Meerlust Rubicon 2016 bottle

The vintage I have chosen, 2016, probably has more of a seven- to nine-year window, not least because it is drinking so beautifully now that I suspect people will struggle to stop themselves opening it. I was hard pressed to make a bottle last two nights, between me, myself and I. Its tannins are present, but supple and plump, and backed with a certain freshness of acidity as a counterpoint to its nicely ripe black fruit. It is lip-smacking and moreish.

Curious about its approachability, I had a look at the technical sheet for the 2016. Unlike many a tech sheet, this proved highly informative. Chris Williams, winemaker at Meerlust (whose personal wine label is The Foundry), explained that 2016 was dry (year two of the three-year Cape drought) but cool. The coolness perhaps explains both the freshness of fruit and the fine thread of acidity (TA 5.9 g/l, pH 3.52 for those interested).

More importantly, uneven fruit set and slow ripening meant uneven ripeness in the Cabernet Sauvignon while Merlot apparently shone. Consequently, the 49% Cabernet Sauvignon in the blend is the lowest in Rubicon history, with 28% Merlot, 20% Cabernet Franc and 3% Petit Verdot making up the remainder. In addition, extraction during fermentation was deliberately gentle with the Cabernet, reflected in the supple tannic structure.

The wine spent 16 months in 55% new Nevers oak barrels, with the oak giving cedar and some incense-like spice notes which worked in harmony with tobacco-leaf aromas that are most likely from the Cabernet Franc component. This was a wine that brought a smile to my face, which is just what an impulse purchase on the way home should do. I scored it 17/20.
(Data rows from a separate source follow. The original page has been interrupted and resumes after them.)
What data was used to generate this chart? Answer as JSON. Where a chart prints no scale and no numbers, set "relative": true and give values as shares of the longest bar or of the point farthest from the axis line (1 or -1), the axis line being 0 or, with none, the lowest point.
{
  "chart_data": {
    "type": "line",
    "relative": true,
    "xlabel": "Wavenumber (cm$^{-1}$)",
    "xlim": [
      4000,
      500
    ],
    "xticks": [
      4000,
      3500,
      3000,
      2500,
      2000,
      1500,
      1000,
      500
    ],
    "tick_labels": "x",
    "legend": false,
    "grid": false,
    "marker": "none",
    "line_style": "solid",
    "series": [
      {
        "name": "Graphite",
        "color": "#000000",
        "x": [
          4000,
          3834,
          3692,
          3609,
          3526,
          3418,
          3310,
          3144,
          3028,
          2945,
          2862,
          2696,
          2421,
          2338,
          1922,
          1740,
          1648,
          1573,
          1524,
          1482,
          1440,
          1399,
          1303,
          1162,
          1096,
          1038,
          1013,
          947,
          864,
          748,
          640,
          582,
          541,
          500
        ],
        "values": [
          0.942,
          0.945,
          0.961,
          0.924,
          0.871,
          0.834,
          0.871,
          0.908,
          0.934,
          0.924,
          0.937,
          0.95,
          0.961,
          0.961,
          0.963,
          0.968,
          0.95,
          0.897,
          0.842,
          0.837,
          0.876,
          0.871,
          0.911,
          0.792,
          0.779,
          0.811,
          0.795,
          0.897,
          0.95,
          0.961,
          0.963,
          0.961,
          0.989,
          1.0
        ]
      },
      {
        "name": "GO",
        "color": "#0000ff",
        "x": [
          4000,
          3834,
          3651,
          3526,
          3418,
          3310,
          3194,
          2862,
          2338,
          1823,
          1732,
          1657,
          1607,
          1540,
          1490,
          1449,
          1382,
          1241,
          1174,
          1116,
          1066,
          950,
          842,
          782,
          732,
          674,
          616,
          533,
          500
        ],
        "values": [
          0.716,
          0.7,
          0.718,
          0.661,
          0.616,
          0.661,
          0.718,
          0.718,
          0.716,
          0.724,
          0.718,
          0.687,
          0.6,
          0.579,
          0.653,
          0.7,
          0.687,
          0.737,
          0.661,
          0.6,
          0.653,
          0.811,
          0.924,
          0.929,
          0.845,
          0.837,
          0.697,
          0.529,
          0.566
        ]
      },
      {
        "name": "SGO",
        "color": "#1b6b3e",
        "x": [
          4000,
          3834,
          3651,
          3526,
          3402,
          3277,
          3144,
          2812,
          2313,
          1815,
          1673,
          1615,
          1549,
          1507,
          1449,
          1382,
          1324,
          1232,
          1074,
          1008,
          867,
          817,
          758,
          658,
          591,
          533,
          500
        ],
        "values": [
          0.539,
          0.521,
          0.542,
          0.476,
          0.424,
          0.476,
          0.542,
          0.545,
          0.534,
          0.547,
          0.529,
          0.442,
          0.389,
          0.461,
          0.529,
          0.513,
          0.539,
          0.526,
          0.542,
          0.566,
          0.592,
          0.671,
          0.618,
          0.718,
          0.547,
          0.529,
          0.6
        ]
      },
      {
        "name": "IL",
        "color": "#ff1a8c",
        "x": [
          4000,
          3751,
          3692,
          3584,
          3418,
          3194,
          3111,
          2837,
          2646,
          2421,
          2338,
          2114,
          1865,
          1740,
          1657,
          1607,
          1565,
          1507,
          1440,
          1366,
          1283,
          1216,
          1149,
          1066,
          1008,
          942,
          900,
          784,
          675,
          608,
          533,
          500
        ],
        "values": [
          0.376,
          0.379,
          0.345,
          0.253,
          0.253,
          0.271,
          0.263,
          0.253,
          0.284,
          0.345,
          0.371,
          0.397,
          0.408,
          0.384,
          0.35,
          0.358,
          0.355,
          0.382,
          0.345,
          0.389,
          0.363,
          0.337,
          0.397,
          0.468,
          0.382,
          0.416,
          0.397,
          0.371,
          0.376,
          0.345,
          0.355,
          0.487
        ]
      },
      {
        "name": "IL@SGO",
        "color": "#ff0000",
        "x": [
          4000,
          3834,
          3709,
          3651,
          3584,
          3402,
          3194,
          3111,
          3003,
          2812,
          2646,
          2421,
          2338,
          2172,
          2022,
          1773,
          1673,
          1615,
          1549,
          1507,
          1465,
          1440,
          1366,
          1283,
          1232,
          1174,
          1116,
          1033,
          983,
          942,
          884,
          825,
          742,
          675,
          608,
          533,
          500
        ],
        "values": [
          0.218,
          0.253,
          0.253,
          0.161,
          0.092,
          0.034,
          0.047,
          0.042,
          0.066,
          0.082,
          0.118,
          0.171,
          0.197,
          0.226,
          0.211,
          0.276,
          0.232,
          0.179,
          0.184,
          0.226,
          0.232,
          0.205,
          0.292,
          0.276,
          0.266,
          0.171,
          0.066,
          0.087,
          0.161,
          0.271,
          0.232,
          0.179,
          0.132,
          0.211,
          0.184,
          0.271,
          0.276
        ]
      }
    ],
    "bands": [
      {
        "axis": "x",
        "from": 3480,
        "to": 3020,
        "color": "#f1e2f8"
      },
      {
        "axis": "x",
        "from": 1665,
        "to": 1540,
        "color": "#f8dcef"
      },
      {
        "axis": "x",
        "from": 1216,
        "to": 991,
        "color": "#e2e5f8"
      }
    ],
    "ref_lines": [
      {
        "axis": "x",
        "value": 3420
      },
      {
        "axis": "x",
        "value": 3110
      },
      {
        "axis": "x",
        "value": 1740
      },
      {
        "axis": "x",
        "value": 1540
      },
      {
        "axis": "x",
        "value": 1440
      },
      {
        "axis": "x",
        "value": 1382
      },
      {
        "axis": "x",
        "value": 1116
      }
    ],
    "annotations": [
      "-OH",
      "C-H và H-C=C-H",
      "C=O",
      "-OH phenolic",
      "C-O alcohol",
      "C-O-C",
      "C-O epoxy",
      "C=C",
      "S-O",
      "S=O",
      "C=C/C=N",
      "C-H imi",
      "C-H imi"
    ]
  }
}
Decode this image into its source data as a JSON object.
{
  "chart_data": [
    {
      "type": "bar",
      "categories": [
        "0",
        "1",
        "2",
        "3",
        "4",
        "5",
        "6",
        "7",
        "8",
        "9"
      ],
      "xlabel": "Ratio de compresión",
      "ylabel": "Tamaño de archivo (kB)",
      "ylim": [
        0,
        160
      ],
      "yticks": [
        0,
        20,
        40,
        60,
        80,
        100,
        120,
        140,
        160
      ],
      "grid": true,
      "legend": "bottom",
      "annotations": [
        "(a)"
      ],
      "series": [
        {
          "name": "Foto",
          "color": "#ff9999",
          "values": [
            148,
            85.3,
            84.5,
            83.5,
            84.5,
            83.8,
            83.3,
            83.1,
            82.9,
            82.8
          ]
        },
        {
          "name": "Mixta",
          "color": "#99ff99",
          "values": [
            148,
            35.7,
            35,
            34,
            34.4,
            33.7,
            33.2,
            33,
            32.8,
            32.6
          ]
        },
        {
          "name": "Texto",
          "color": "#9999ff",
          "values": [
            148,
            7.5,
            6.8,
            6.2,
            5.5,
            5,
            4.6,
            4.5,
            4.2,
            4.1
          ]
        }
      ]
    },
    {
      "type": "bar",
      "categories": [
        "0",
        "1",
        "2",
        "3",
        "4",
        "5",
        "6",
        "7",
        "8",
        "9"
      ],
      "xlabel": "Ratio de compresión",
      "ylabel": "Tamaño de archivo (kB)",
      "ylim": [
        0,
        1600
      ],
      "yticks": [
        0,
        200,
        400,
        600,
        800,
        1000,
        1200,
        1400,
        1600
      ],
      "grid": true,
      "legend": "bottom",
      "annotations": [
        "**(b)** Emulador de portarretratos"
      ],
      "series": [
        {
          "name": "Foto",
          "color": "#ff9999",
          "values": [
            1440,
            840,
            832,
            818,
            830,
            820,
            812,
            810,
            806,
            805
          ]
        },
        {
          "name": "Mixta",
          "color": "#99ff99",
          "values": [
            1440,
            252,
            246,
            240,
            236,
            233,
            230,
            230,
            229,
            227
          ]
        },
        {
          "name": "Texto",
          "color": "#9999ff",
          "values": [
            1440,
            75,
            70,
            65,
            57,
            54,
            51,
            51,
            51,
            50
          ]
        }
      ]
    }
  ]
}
Finally, if it is one thing to launch a category and another to do it well, then it is yet another to do it at reasonable prices with wide availability. Thankfully, Rubicon hits these points too. Wine-Searcher shows it will set UK buyers back £23.50, US $29.99 and €23.80 for those in continental Europe, with plenty of availability in other markets, not least in South Africa itself.